Monday, February 07, 2005

Ne me touchez pas! Part II

No one knew what was going to happen next, least of all me. I had just finished Alistair Horne's Seven Ages of Paris, and I wondered if Parisians were still capable of the caprice that had led them to revolt at the drop of a hat in the past. Here was an injustice, and the possible culprits looked like they might be of Algerian descent. As I understand so far (not very well, honestly), Algerians and Arabs in general are villified more than any other group by the comparatively tolerant Parisians. It was an Algerian Islamic group that had gone on a bombing spree in Paris twenty years earlier, killing several people at Metro stations, in fact. So what's going on here?
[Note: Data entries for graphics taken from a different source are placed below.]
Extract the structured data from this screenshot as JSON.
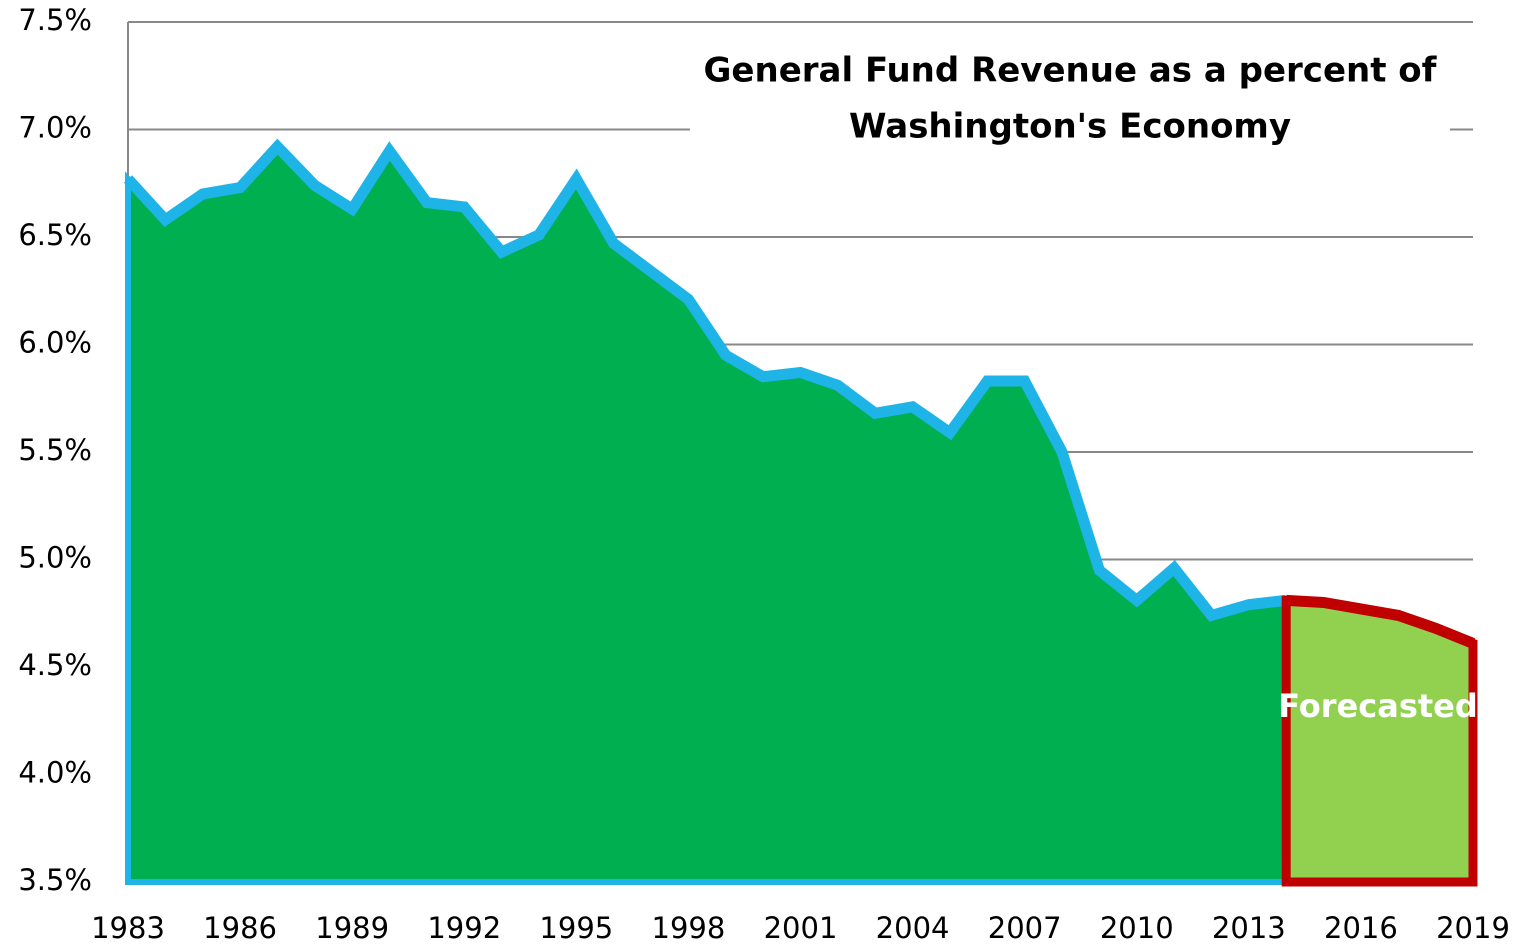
{
  "chart_data": {
    "type": "area",
    "title": [
      "General Fund Revenue as a percent of",
      "Washington's Economy"
    ],
    "annotation": "Forecasted",
    "x": [
      1983,
      1984,
      1985,
      1986,
      1987,
      1988,
      1989,
      1990,
      1991,
      1992,
      1993,
      1994,
      1995,
      1996,
      1997,
      1998,
      1999,
      2000,
      2001,
      2002,
      2003,
      2004,
      2005,
      2006,
      2007,
      2008,
      2009,
      2010,
      2011,
      2012,
      2013,
      2014,
      2015,
      2016,
      2017,
      2018,
      2019
    ],
    "series": [
      {
        "color": "#00b050",
        "line_color": "#1fb4e8",
        "values": [
          6.77,
          6.58,
          6.7,
          6.73,
          6.92,
          6.74,
          6.63,
          6.9,
          6.66,
          6.64,
          6.43,
          6.51,
          6.77,
          6.47,
          6.34,
          6.21,
          5.95,
          5.85,
          5.87,
          5.81,
          5.68,
          5.71,
          5.59,
          5.83,
          5.83,
          5.5,
          4.95,
          4.81,
          4.96,
          4.74,
          4.79,
          4.81,
          null,
          null,
          null,
          null,
          null
        ]
      },
      {
        "color": "#92d050",
        "line_color": "#c00000",
        "values": [
          null,
          null,
          null,
          null,
          null,
          null,
          null,
          null,
          null,
          null,
          null,
          null,
          null,
          null,
          null,
          null,
          null,
          null,
          null,
          null,
          null,
          null,
          null,
          null,
          null,
          null,
          null,
          null,
          null,
          null,
          null,
          4.81,
          4.8,
          4.77,
          4.74,
          4.68,
          4.61
        ]
      }
    ],
    "xlim": [
      1983,
      2019
    ],
    "xticks": [
      1983,
      1986,
      1989,
      1992,
      1995,
      1998,
      2001,
      2004,
      2007,
      2010,
      2013,
      2016,
      2019
    ],
    "ylim": [
      3.5,
      7.5
    ],
    "yticks": [
      {
        "value": 3.5,
        "label": "3.5%"
      },
      {
        "value": 4.0,
        "label": "4.0%"
      },
      {
        "value": 4.5,
        "label": "4.5%"
      },
      {
        "value": 5.0,
        "label": "5.0%"
      },
      {
        "value": 5.5,
        "label": "5.5%"
      },
      {
        "value": 6.0,
        "label": "6.0%"
      },
      {
        "value": 6.5,
        "label": "6.5%"
      },
      {
        "value": 7.0,
        "label": "7.0%"
      },
      {
        "value": 7.5,
        "label": "7.5%"
      }
    ],
    "grid": true
  }
}
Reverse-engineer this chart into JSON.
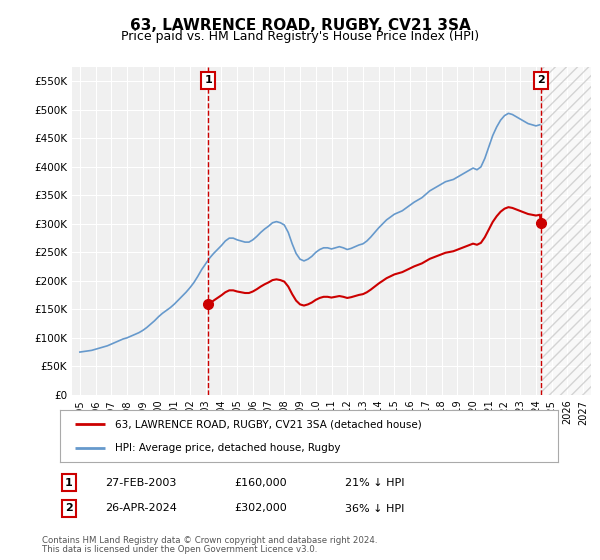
{
  "title": "63, LAWRENCE ROAD, RUGBY, CV21 3SA",
  "subtitle": "Price paid vs. HM Land Registry's House Price Index (HPI)",
  "title_fontsize": 11,
  "subtitle_fontsize": 9,
  "background_color": "#ffffff",
  "plot_bg_color": "#f0f0f0",
  "grid_color": "#ffffff",
  "legend_label_property": "63, LAWRENCE ROAD, RUGBY, CV21 3SA (detached house)",
  "legend_label_hpi": "HPI: Average price, detached house, Rugby",
  "property_color": "#cc0000",
  "hpi_color": "#6699cc",
  "annotation1_label": "1",
  "annotation1_date": "27-FEB-2003",
  "annotation1_price": "£160,000",
  "annotation1_note": "21% ↓ HPI",
  "annotation2_label": "2",
  "annotation2_date": "26-APR-2024",
  "annotation2_price": "£302,000",
  "annotation2_note": "36% ↓ HPI",
  "footer1": "Contains HM Land Registry data © Crown copyright and database right 2024.",
  "footer2": "This data is licensed under the Open Government Licence v3.0.",
  "ylim_min": 0,
  "ylim_max": 575000,
  "hpi_dates": [
    1995.0,
    1995.25,
    1995.5,
    1995.75,
    1996.0,
    1996.25,
    1996.5,
    1996.75,
    1997.0,
    1997.25,
    1997.5,
    1997.75,
    1998.0,
    1998.25,
    1998.5,
    1998.75,
    1999.0,
    1999.25,
    1999.5,
    1999.75,
    2000.0,
    2000.25,
    2000.5,
    2000.75,
    2001.0,
    2001.25,
    2001.5,
    2001.75,
    2002.0,
    2002.25,
    2002.5,
    2002.75,
    2003.0,
    2003.25,
    2003.5,
    2003.75,
    2004.0,
    2004.25,
    2004.5,
    2004.75,
    2005.0,
    2005.25,
    2005.5,
    2005.75,
    2006.0,
    2006.25,
    2006.5,
    2006.75,
    2007.0,
    2007.25,
    2007.5,
    2007.75,
    2008.0,
    2008.25,
    2008.5,
    2008.75,
    2009.0,
    2009.25,
    2009.5,
    2009.75,
    2010.0,
    2010.25,
    2010.5,
    2010.75,
    2011.0,
    2011.25,
    2011.5,
    2011.75,
    2012.0,
    2012.25,
    2012.5,
    2012.75,
    2013.0,
    2013.25,
    2013.5,
    2013.75,
    2014.0,
    2014.25,
    2014.5,
    2014.75,
    2015.0,
    2015.25,
    2015.5,
    2015.75,
    2016.0,
    2016.25,
    2016.5,
    2016.75,
    2017.0,
    2017.25,
    2017.5,
    2017.75,
    2018.0,
    2018.25,
    2018.5,
    2018.75,
    2019.0,
    2019.25,
    2019.5,
    2019.75,
    2020.0,
    2020.25,
    2020.5,
    2020.75,
    2021.0,
    2021.25,
    2021.5,
    2021.75,
    2022.0,
    2022.25,
    2022.5,
    2022.75,
    2023.0,
    2023.25,
    2023.5,
    2023.75,
    2024.0,
    2024.25
  ],
  "hpi_values": [
    75000,
    76000,
    77000,
    78000,
    80000,
    82000,
    84000,
    86000,
    89000,
    92000,
    95000,
    98000,
    100000,
    103000,
    106000,
    109000,
    113000,
    118000,
    124000,
    130000,
    137000,
    143000,
    148000,
    153000,
    159000,
    166000,
    173000,
    180000,
    188000,
    197000,
    208000,
    220000,
    230000,
    240000,
    248000,
    255000,
    262000,
    270000,
    275000,
    275000,
    272000,
    270000,
    268000,
    268000,
    272000,
    278000,
    285000,
    291000,
    296000,
    302000,
    304000,
    302000,
    298000,
    285000,
    265000,
    248000,
    238000,
    235000,
    238000,
    243000,
    250000,
    255000,
    258000,
    258000,
    256000,
    258000,
    260000,
    258000,
    255000,
    257000,
    260000,
    263000,
    265000,
    270000,
    277000,
    285000,
    293000,
    300000,
    307000,
    312000,
    317000,
    320000,
    323000,
    328000,
    333000,
    338000,
    342000,
    346000,
    352000,
    358000,
    362000,
    366000,
    370000,
    374000,
    376000,
    378000,
    382000,
    386000,
    390000,
    394000,
    398000,
    395000,
    400000,
    415000,
    435000,
    455000,
    470000,
    482000,
    490000,
    494000,
    492000,
    488000,
    484000,
    480000,
    476000,
    474000,
    472000,
    474000
  ],
  "property_dates": [
    2003.16,
    2024.32
  ],
  "property_values": [
    160000,
    302000
  ],
  "marker1_x": 2003.16,
  "marker1_y": 160000,
  "marker2_x": 2024.32,
  "marker2_y": 302000,
  "vline1_x": 2003.16,
  "vline2_x": 2024.32,
  "yticks": [
    0,
    50000,
    100000,
    150000,
    200000,
    250000,
    300000,
    350000,
    400000,
    450000,
    500000,
    550000
  ],
  "ytick_labels": [
    "£0",
    "£50K",
    "£100K",
    "£150K",
    "£200K",
    "£250K",
    "£300K",
    "£350K",
    "£400K",
    "£450K",
    "£500K",
    "£550K"
  ],
  "xtick_years": [
    1995,
    1996,
    1997,
    1998,
    1999,
    2000,
    2001,
    2002,
    2003,
    2004,
    2005,
    2006,
    2007,
    2008,
    2009,
    2010,
    2011,
    2012,
    2013,
    2014,
    2015,
    2016,
    2017,
    2018,
    2019,
    2020,
    2021,
    2022,
    2023,
    2024,
    2025,
    2026,
    2027
  ],
  "hatch_start_x": 2024.32,
  "hatch_end_x": 2027.5
}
I was only connecting the dots, and there weren't many dots. It would be like a Frenchman in America, who spoke poor English and didn't know our history, trying to tie together Bobby Seale-Vietnam-Kent State-Watts-Columbine into something coherent. I decided this little subway tiff wasn't going to be a major event.

To make sure, I looked at faces around me, trying to gauge the situation. There were a lot of them. The train still hadn't arrived, and I had been there ten minutes. It was getting very crowded. Crowded enough for...a revolution?!?

I caught a glimpse of the screaming man, a black man in his late twenties. He was handsome and well-dressed, which was relieving for two reasons. First, he seemed mentally stable, not given to unpredictable outbursts like maybe unloading an Uzi into the crowd or pushing someone onto the tracks in front of an oncoming train. Second, he probably didn't want to mess up his fab outfit getting into a fight with these kids. I think he just wanted to be heard.

Some of the faces I saw betrayed a little worry, though. I mean, it was a slightly volatile situation, right? But the group of young, chic black girls next to me giggled and rolled their eyes every time the man barked out his accusations. Perhaps they were too young to appreciate the history of racism in France. But wait, didn't African-Americans flock to Paris in the 1920s to live in a more tolerant atmosphere? Sidney Bechet? Josephine Baker? Why did the white people in the Metro station look worried? Okay, nervous white people, outraged young black man, Arabs potentially making racist comments...okay, it's a...uh...race thing, I guess. But rich black girls laughing off the whole thing, obviously class is trumping race, here, but...um...wait...

Okay, screw it. I have a lot to learn about race and class in France. Or maybe there's not much to learn, and I'm just hung up on it because I'm American. "Surely you must make life difficult for each other based on wealth and skin color! How else will you determine your self-worth?"

Finally, as the platform was starting to fill up beyond capacity, a light appeared in the tunnel. Crisis averted. I could get on the train, have a few laughs finishing the Sedaris book, and be home in time to watch the Eiffel Tower blink itself to sleep.

As the train pulled into the station, every single person on the platform groaned. The cars were packed to the gills. Merde.